Sa rencontre avec Pierre Grillet, auteur des chansons de Bashung (« Madame rêve »…), Alain Chamfort, Dani..., le tire spontanément vers le folk. Ben qui vient du rock ne s’y attendait pas. L’Aventure va naître de chansons à la guitare, composées à la maison, jouées à deux dans les parcs, sur un banc des Tuileries, puis à Belleville dans le studio de 4m2 de Olivier Lebé, compositeur de b.o de films (« Augustin, roi du kung-fu ») et de musiques de documentaires et de publicités. Ben et Pierre discutent des journées entières aux terrasses de cafés de Montmartre, se promènent dans les rues de Paname. Des collaborations se nouent à la coule avec Roudoudou (bidouilleur auteur de deux albums inventifs et iconoclastes) et Jean-Claude Ghrenassia (musicien et directeur artistique : Keziah Jones, Cheb Mami, China … ). « L’album s’en ressent. Il est posé. Il respire. Moi qui d’habitude crachais mes tripes, j’ai appris à parler à l’oreille des gens, à dégager de l’intensité en chuchotant. » Les mélodies pleines de chaleur alternent guitares survoltées et décontractées, rythmes soul et swing.

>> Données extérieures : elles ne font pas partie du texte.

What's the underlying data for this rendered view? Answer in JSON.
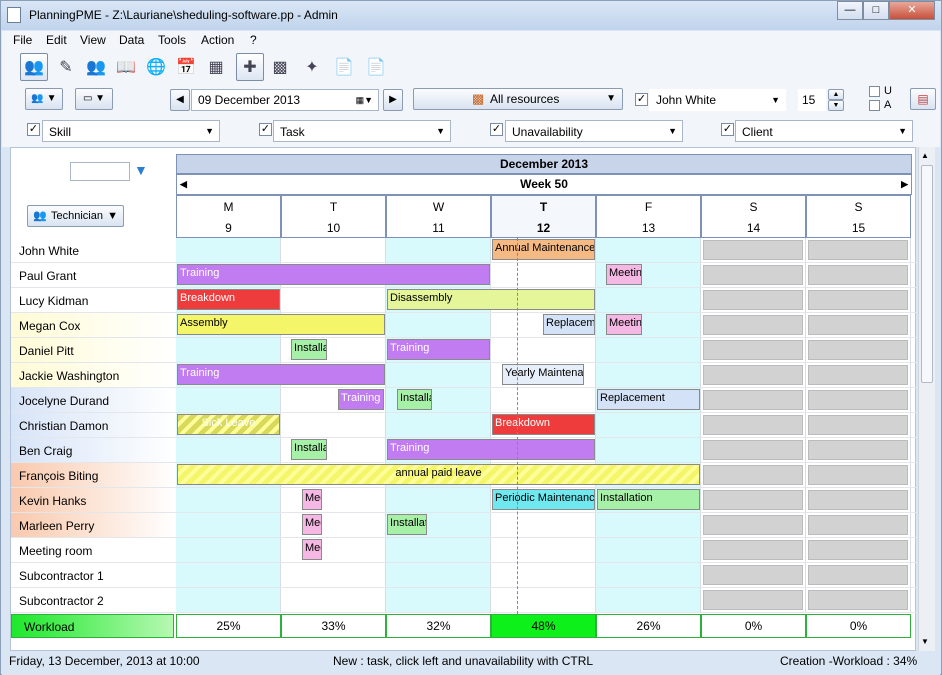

On retrouve toutes les influences de Ben Ricour dans cette belle aventure. « Celles des grands messieurs comme Bashung et Souchon. De Soul Coughing ... « Pour moi, L’Aventure est l’album d’un faux calme. J’ai réussi à domestiquer ce disque parce que, aujourd’hui, grâce à la musique, je tiens sur mes pieds. » Pour la petite histoire, dans la vie, les pieds de Ben portent des baskets. Sur scène, en solo, il se démène et retire même ses chaussures. C’est que le pied gauche manœuvre un cajon (percussion d’Amérique du Sud). Le droit conduit un sampler. Le disque sonne donc de la tête aux pieds.

L’Aventure tourne autour de l’amour, un thème récusé par Ben au départ : « trop de mauvais titres en parlent pour de mauvaises raisons, par facilité. Mais le fait d’être papa m’a réconcilié avec les chansons d’amour. Ce disque m’a confronté à moi-même et, du coup, j’ai écrit des choses plus personnelles.» Le disque parle également des amitiés d’enfance qui ne survivent pas à l’âge adulte, des questions de peau, des invitations à hiberner sous la couette, avec « le sexe comme moteur » et « des films à la Tracy Lane » (Le Risque). Mais aussi, de la vie de chanteur. « Encaisse et avance », chante-t-il dans L’Aventure. « La vie d’artiste n’est jamais gagnée. » Ben, lui, s’y est préparé.